La lucha por el poder político de una sociedad siempre implica, y siempre ha implicado, una confrontación entre adversarios que buscan imponerse a los demás. Eso es algo consustancial a la actividad política sin importar si estamos en una democracia o en una autocracia.
En ese sentido la polarización, entendida como la diferenciación de las posturas políticas en direcciones contrapuestas, ha estado presente, en mayor o menor medida y con diversa intensidad, a lo largo de la historia sin importar el régimen de gobierno instaurado.
En todo caso, el cómo se asume y, sobre todo, cómo se procesa dicha polarización constituye una de las diferencias fundamentales entre las democracias y las autocracias. En las primeras, las diferencias y la confrontación que se da entre las distintas posturas políticas se procesan y resuelven por vías pacíficas e institucionales (es decir, conforme a las reglas pactadas y convenidas para ello), mientras que, en las segundas, suelen resolverse mediante métodos autoritarios (esto es, mediante la imposición, incluso violenta, de las propias opiniones y posturas sobre quienes piensan distinto).
Además, en los sistemas democráticos la polarización es asumida como una consecuencia de la convivencia entre personas o grupos que piensan distinto y que, en la lucha por el poder a través de elecciones, confrontan sus puntos de vista buscando el favor del voto ciudadano. Pero, en todo caso, la propia lógica de funcionamiento de la democracia supone un conjunto de procedimientos para procesar y superar la polarización en aras de una convivencia pacífica y civilizada entre esos grupos distintos y hasta contrapuestos. La existencia de una serie de reglas vinculantes (e idealmente acordadas entre todos) para acceder al poder, permite que la polarización no derive en rupturas, sino que la misma se supere y dé paso a una convivencia tolerante de todos entre sí.

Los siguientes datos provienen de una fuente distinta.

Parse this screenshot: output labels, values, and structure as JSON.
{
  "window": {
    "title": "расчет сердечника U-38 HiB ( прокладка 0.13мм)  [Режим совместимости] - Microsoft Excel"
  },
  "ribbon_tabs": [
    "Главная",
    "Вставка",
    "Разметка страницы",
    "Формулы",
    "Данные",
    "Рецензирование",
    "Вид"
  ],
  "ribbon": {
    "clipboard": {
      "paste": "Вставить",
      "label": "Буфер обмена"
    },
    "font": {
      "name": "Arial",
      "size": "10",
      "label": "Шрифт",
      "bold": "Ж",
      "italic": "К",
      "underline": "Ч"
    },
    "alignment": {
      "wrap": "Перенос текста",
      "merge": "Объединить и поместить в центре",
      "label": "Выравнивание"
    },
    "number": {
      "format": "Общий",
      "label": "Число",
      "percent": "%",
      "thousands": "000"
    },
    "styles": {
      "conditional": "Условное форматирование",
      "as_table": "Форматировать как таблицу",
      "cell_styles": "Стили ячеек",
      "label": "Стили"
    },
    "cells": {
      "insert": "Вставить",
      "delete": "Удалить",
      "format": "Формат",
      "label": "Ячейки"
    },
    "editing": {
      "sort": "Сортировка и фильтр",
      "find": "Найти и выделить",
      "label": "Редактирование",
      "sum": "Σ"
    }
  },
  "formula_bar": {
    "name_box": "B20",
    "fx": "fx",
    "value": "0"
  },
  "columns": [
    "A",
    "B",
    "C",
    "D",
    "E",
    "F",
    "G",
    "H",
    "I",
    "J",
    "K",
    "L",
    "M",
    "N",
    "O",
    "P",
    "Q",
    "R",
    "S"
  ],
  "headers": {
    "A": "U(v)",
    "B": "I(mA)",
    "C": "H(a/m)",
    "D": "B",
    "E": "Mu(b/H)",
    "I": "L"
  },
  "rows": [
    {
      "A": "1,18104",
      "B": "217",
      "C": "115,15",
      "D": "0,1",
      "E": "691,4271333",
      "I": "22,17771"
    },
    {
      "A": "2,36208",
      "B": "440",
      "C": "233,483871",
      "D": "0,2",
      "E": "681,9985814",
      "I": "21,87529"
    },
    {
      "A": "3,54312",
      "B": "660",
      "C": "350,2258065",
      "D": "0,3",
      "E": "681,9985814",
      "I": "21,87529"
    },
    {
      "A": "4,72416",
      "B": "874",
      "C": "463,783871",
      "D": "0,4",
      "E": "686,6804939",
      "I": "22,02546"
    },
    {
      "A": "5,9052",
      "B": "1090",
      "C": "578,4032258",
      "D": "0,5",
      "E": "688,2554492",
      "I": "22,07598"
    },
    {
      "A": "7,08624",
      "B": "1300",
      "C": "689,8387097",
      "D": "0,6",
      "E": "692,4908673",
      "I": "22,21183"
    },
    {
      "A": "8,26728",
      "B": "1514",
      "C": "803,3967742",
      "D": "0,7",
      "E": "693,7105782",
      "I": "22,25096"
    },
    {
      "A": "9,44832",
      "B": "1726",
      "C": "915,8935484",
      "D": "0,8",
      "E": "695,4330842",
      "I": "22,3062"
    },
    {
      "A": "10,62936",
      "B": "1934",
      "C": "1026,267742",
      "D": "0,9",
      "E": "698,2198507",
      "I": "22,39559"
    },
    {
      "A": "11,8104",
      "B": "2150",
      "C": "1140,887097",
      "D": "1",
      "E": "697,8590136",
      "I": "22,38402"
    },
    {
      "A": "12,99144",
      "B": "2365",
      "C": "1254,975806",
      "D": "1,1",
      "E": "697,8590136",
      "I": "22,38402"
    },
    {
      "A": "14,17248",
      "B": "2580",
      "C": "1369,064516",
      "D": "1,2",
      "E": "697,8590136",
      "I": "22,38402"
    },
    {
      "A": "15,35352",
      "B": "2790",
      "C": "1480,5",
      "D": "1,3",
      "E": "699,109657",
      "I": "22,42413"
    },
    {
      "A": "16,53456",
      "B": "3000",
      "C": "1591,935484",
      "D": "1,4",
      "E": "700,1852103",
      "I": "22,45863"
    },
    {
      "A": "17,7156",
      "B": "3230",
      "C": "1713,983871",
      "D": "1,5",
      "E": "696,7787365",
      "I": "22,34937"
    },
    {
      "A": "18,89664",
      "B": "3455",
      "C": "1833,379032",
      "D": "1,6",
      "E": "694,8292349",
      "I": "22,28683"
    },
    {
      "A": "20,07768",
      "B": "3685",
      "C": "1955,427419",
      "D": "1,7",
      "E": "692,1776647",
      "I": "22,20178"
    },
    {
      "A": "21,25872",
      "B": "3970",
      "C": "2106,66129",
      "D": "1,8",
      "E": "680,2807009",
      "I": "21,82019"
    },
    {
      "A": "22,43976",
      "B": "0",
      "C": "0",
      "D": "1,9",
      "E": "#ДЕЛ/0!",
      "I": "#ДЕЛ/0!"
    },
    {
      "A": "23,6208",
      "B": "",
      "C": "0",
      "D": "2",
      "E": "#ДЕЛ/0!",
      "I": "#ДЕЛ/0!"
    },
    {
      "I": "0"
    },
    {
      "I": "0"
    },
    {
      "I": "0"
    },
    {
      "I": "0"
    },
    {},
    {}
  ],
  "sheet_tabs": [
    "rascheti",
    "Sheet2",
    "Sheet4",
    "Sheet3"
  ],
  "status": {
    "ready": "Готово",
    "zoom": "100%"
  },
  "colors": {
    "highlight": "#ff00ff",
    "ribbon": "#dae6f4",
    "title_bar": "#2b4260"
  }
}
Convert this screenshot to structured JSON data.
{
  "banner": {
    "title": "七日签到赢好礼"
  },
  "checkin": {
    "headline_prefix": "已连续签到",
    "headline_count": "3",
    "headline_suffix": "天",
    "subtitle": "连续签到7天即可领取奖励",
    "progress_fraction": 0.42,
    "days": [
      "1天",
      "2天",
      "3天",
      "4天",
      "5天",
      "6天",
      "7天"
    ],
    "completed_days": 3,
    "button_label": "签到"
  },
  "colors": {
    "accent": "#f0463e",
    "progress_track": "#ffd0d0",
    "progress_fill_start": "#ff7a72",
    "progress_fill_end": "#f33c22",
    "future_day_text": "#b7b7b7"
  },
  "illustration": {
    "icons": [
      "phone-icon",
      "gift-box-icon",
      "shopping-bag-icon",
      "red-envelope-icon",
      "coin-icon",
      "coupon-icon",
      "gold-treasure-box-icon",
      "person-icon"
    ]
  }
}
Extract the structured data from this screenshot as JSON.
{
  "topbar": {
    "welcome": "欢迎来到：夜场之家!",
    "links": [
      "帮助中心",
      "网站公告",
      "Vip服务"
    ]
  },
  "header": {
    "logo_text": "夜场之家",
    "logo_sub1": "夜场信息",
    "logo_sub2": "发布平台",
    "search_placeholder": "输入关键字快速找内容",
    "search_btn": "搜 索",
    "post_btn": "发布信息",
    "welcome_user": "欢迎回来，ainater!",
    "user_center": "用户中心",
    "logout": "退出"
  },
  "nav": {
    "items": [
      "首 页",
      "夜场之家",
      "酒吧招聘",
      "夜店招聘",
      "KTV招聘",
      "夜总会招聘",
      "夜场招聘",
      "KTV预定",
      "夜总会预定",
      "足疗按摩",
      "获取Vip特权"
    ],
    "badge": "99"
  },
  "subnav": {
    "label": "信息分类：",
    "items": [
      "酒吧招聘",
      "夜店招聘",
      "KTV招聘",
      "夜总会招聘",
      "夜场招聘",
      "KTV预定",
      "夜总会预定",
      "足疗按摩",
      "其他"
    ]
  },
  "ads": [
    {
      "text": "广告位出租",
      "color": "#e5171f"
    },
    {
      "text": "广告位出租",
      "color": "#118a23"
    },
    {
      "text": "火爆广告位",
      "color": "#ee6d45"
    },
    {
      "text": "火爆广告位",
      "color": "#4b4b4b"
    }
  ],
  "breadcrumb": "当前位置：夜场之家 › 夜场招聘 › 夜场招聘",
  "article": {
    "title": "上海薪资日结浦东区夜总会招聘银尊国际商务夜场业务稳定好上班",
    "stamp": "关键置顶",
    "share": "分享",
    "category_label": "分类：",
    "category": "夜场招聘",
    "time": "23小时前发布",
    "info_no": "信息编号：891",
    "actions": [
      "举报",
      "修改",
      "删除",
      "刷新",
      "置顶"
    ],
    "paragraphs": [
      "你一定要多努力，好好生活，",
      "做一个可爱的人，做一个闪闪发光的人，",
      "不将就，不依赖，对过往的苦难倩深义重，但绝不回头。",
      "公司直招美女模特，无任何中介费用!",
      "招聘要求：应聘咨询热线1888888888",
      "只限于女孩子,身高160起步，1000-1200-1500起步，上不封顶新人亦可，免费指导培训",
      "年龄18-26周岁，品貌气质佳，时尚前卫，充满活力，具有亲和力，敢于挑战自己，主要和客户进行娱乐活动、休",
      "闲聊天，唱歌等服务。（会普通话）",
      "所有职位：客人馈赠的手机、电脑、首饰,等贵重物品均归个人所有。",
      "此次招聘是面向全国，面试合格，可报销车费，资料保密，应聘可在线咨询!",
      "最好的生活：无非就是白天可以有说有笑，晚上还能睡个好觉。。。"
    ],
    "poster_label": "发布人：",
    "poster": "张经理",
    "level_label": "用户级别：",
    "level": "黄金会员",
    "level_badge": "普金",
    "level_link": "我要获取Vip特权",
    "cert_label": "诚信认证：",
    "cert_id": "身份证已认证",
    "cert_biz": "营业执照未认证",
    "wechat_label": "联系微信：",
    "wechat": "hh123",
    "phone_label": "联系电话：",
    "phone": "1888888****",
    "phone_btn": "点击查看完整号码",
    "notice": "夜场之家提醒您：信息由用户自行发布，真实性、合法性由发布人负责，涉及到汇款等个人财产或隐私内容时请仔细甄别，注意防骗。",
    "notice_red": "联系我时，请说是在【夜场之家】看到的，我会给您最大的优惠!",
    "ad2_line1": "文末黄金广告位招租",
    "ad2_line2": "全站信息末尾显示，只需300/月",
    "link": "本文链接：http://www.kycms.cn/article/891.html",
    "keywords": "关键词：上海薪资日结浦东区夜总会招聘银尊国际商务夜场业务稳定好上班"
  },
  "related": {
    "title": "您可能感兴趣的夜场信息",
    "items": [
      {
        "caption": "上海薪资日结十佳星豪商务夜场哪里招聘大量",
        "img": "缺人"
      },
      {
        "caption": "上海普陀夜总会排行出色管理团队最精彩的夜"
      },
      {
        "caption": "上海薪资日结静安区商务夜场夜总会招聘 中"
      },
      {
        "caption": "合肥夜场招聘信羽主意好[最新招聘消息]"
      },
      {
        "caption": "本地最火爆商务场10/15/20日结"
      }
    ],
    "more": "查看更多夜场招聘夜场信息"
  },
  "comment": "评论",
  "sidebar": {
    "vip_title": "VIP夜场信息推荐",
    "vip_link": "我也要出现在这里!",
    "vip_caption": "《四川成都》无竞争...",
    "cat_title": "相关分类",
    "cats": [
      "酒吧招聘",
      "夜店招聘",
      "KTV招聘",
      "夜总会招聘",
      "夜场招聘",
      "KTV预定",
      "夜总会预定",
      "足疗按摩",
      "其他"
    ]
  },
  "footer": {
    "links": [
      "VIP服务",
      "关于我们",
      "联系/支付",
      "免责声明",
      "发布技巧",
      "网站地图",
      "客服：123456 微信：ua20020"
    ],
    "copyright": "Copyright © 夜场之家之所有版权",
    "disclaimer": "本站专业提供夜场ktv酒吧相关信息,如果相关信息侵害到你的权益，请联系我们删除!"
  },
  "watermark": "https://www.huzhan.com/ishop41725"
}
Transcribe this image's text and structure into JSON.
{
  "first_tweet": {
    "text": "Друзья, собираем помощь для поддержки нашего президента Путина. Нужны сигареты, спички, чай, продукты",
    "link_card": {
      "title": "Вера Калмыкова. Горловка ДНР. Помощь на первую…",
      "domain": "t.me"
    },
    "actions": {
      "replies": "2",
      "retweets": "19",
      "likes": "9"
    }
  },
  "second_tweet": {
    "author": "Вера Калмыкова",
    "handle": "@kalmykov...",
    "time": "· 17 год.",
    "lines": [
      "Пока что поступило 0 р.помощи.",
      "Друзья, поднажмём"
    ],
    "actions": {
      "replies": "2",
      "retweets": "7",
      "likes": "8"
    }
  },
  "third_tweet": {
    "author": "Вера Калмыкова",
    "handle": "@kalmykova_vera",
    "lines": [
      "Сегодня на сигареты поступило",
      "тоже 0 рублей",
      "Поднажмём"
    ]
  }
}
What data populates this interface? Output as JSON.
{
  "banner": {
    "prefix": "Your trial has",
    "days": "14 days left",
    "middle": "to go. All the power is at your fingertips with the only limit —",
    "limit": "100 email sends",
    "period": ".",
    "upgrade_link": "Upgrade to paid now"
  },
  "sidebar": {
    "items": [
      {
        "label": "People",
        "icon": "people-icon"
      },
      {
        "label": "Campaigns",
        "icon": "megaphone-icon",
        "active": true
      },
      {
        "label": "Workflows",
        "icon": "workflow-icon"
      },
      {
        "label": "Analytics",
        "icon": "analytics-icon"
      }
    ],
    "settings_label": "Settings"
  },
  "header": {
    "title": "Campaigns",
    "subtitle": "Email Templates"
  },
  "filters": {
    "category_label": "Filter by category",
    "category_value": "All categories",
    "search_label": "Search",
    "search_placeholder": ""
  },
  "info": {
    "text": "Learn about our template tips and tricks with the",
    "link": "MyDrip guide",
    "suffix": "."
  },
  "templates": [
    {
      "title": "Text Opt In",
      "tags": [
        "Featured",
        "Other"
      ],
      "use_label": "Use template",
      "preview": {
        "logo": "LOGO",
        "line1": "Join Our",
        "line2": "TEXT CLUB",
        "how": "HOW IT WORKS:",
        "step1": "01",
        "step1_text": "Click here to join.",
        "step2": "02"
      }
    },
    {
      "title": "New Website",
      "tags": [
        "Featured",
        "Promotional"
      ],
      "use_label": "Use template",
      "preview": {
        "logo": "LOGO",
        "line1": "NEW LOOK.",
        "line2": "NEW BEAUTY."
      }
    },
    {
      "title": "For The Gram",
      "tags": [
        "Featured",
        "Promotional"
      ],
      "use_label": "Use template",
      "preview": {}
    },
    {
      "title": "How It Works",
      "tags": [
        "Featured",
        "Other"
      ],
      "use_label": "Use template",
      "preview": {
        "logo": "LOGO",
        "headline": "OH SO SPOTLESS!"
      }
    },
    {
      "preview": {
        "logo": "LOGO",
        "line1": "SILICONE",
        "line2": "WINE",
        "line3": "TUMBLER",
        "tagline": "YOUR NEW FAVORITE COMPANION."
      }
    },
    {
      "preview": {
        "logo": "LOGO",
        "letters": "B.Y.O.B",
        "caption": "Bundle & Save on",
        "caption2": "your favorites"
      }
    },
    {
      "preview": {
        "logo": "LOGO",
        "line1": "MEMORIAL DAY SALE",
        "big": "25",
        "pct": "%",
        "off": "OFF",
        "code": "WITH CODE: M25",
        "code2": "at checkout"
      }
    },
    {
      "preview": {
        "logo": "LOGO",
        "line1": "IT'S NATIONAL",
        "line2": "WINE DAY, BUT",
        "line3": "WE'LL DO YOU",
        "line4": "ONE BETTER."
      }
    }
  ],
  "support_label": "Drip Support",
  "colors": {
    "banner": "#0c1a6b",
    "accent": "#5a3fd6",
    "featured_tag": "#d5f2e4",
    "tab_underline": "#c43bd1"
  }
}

Por el contrario, en las autocracias, la polarización es la esencia misma del ejercicio del poder. Aquí el énfasis en las diferencias y su exaltación constituyen la lógica misma del actuar político. A quien difiere de uno, no se le ve como un adversario legitimado para competir por el poder, sino que se le asume como un enemigo al que hay que enfrentar y cuya existencia resulta necesaria para generar un espíritu de cuerpo entre quienes piensan como nosotros. En este sentido, la política es asumida como conflicto entre quienes tienen la razón y quienes carecen de ella y, por ello, deben ser combatidos. Y cuando no hay un enemigo real se le inventa porque resulta indispensable para la propia narrativa (que, casi siempre —se asume—, tiene una naturaleza épica). Aquí no hay espacio para la tolerancia frente al otro pues eso diluiría la esencia misma de la política que se centra en la descalificación y en la sumisión de quien es o piensa distinto. Carl Schmitt, precursor ideológico del nazismo lo explica muy bien al reducir la esencia de la política a la confrontación “amigo-enemigo”.
Por eso cuando la polarización es “aderezada” con el valor antidemocrático por excelencia: la intolerancia, la convivencia pacífica en sociedades diversas y plurales (como son todas las contemporáneas) se pone en riesgo. Porque cuando al de enfrente no se le reconoce como un adversario legítimo y legitimado para competir en igualdad de condiciones por el poder político, al que debe respetarse y tolerarse, sino como un enemigo al que hay que enfrentar y subyugar, las bases que sustentan al sistema democrático se resquebrajan peligrosamente y se abre la puerta a derivas autoritarias.
Así, cuando desde el poder se atiza la polarización a partir de la intolerancia, cuando se divide a la sociedad entre buenos (los que, por supuesto, están con el poderoso) y malos (los que se le oponen), se descalifica y denuesta a quienes se les identifica como enemigos, se habla en nombre del pueblo (como si la sociedad fuera algo homogéneo y monolítico y no algo plural y diverso) y se señalan a sus “enemigos”, las alertas democráticas deben encenderse, porque el peligro es inminente.